Из трубки послышалось бульканье, треск, хруст и веселое чавканье. Кира в процессе беседы со мной не только полностью проснулась, но и дошла до кухни, где сейчас наливает себе чай и, похоже, лакомится своими любимыми ореховыми вафлями.
– Слышь, Васильева, – с набитым ртом произнесла подруга, – я девушка молодая, одинокая, пользуюсь сногсшибательным успехом у мужчин и не люблю длительные связи. Если жить с мужиком больше трех месяцев, забудешь про роматнику, начнется бытовуха. Уж извини, я фамилии не всех своих бойфрендов помню. Про Бусыгина ничего не скажу, может, мы и встречались когда-то. Мне не первый год тридцать, иногда склероз прошибает. Но вот имечко Ким Ефимович я точно бы запомнила. Не знаю такого.
– Это не твой бывший любовник. Вообще-то ему по паспорту больше девяноста лет.
– Ой, это точно не мой, – еще пуще зачавкала Кира. – Дедуськами я не увлекаюсь, люблю кадры помоложе.

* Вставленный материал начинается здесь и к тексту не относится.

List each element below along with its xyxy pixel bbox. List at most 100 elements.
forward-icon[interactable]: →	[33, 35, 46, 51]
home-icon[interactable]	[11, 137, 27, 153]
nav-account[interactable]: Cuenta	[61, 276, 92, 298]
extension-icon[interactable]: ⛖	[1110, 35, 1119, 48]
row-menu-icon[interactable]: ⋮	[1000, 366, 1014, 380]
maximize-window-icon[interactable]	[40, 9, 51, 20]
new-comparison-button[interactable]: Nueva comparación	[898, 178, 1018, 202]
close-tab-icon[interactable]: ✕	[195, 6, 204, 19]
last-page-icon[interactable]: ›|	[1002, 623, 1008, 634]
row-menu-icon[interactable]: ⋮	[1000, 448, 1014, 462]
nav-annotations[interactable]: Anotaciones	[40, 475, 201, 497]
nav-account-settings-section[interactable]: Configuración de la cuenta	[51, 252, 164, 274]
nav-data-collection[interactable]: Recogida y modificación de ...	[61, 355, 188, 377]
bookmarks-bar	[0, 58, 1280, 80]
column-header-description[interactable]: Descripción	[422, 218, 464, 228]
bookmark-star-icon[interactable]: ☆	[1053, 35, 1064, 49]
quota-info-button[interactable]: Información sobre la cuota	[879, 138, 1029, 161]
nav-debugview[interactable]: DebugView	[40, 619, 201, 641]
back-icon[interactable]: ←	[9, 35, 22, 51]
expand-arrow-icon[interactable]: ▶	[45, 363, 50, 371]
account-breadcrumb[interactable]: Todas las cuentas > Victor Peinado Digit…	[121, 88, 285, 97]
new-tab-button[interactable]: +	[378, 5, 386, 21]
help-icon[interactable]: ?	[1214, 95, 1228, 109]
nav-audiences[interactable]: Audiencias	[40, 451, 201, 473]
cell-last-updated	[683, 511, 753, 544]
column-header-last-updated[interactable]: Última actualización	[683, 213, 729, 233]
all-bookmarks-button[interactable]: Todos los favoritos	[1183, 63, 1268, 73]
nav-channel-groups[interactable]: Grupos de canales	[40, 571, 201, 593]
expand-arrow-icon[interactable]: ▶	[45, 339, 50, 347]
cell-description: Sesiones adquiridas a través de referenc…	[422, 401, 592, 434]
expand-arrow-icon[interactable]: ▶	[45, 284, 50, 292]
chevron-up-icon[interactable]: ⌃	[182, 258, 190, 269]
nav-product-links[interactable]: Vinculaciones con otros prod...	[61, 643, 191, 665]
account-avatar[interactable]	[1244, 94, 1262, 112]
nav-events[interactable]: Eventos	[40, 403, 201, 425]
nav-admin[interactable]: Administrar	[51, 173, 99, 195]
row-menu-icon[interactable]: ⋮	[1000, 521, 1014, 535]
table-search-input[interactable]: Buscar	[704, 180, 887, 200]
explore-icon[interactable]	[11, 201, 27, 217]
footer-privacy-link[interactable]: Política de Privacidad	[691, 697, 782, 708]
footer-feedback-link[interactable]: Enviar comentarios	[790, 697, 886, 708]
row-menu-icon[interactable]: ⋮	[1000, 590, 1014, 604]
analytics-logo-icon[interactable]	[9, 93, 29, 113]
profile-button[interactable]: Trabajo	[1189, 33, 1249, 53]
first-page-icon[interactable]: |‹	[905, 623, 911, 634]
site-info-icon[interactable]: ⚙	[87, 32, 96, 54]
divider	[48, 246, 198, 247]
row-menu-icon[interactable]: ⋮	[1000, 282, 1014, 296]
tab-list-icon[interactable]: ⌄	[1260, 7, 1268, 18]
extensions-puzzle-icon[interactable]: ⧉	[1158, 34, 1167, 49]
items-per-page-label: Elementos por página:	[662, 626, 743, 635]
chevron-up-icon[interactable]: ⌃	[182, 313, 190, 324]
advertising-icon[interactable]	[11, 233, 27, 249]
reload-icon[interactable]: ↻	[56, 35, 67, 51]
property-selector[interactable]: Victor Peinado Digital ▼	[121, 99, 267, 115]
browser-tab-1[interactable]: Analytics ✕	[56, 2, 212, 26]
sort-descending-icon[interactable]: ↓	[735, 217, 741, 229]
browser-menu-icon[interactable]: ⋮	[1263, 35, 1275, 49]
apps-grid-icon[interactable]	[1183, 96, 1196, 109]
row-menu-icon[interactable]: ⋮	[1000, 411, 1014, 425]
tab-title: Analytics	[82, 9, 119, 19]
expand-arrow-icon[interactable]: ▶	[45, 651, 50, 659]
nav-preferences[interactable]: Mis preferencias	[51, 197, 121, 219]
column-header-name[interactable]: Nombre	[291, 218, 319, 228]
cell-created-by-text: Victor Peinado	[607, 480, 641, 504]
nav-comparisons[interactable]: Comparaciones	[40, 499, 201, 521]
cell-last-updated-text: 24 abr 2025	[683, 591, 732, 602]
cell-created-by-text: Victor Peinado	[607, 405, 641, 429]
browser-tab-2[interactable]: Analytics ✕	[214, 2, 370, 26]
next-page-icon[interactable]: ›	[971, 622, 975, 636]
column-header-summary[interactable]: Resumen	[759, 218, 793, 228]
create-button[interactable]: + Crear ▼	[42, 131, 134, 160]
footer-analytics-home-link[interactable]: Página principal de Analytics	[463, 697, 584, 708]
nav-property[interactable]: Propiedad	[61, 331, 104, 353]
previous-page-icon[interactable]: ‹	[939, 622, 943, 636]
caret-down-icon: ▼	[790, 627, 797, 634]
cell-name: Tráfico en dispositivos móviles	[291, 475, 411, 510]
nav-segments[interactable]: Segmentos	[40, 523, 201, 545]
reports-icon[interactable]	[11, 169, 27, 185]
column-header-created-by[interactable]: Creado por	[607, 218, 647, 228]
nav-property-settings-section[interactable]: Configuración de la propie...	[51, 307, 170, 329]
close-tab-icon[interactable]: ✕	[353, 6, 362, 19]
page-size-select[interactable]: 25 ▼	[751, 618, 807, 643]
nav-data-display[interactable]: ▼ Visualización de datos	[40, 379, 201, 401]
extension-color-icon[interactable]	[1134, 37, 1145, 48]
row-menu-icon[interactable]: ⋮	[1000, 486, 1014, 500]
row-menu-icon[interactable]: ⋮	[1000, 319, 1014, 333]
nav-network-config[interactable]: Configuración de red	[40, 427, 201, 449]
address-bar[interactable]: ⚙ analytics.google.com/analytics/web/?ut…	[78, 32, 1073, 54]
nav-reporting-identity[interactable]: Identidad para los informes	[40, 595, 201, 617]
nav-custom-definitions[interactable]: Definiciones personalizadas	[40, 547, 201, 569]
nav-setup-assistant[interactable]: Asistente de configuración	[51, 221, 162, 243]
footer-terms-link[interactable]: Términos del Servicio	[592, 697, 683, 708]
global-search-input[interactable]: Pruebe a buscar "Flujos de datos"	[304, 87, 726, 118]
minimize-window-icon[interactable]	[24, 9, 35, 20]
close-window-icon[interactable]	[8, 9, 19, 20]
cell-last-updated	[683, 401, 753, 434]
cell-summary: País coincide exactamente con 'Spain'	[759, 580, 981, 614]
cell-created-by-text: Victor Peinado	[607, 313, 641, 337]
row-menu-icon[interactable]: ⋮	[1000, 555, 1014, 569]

Вот, например…
– Ты пригласила Кима Ефимовича на передачу, – пресекла я ее желание пооткровенничать.
– И что? – хмыкнула Медведева.
– Бусыгину выписали пропуск.
– Ну?
– Ты его знаешь, раз оформила человеку документ на вход в студию!
Кира вздохнула:
– Васильева! Мы гоним по три программы в день, режиссер змею родит, если на зрительских скамейках останется хоть одно пустое место! Прикинь, сколько разрешений на вход я подмахиваю!
– С Бусыгиным была странность, – не успокаивалась я.
– И какая?
– Ему больше девяноста лет! – напомнила я.
– Ну… бывает, – элегически ответила Кира. – Если у нас затык, я черту буду рада.
– Думаю, Ким Ефимович и знать не знал, что приглашен на съемку, его паспорт использовал другой человек.
– За фигом ему паспорт? – искренне удивилась Медведева.
Терпение меня покинуло.
– Пора бы тебе проснуться! Бусыгин прошел в телецентр.
– И чего?
– На съемку! Как он туда без документа попал?
– Не вижу проблемы. Паспорт на входе не нужен, зрителям раздают приглашения, они его ментам показывают и добро пожаловать.
– Но мне сказали, что на Кима Ефимовича выписывали пропуск в бюро! – удивилась я.
– Случается, – равнодушно откликнулась Кира. – Скажем, гостей не хватило, или кто-то из своих просит приятеля посадить. Тысяча причин найдется!
– Заявку ты составляла, – не успокаивалась я.
– Слушай, я порой не помню, какой на дворе день недели и месяц, – заржала Кирка, – а ты хочешь, чтобы я какую-то ерунду вспомнила. Подмахнула бумажонку и не посмотрела.
Глава 20
– То есть как не посмотрела? – растерялась я.
– Очень просто, – зевнула Медведева. – Я работаю в дурдоме, на мне не только стадо в студии, но и випы, кручусь бешеным тараканом, простой народ надо усадить, звезд ублажить. Первых много, но они идиоты, вторых мало, зато с капризами. Кто-то не пришел, или, наоборот, три толпы приперлись. И кто-нибудь цидульку сует со словами: «Кира, подпиши заяву на пропуск, мой дядя приехал из деревни Гадюкино, ему охота посмотреть изнутри, как шоу делают, и в зрителях посидеть». И что я, по-твоему, буду разбираться, какой дядя, чей дядя, зачем дядя?
– Вот уж не предполагала, что у вас в Останкино такой бардак, – поразилась я. – Ладно, ты взмыленная поставила на бумаге закорючку. Но служащая бюро пропусков? Она не заметила, что по документу гостю больше девяноста лет, а по виду он еще крепкий мужчина среднего возраста?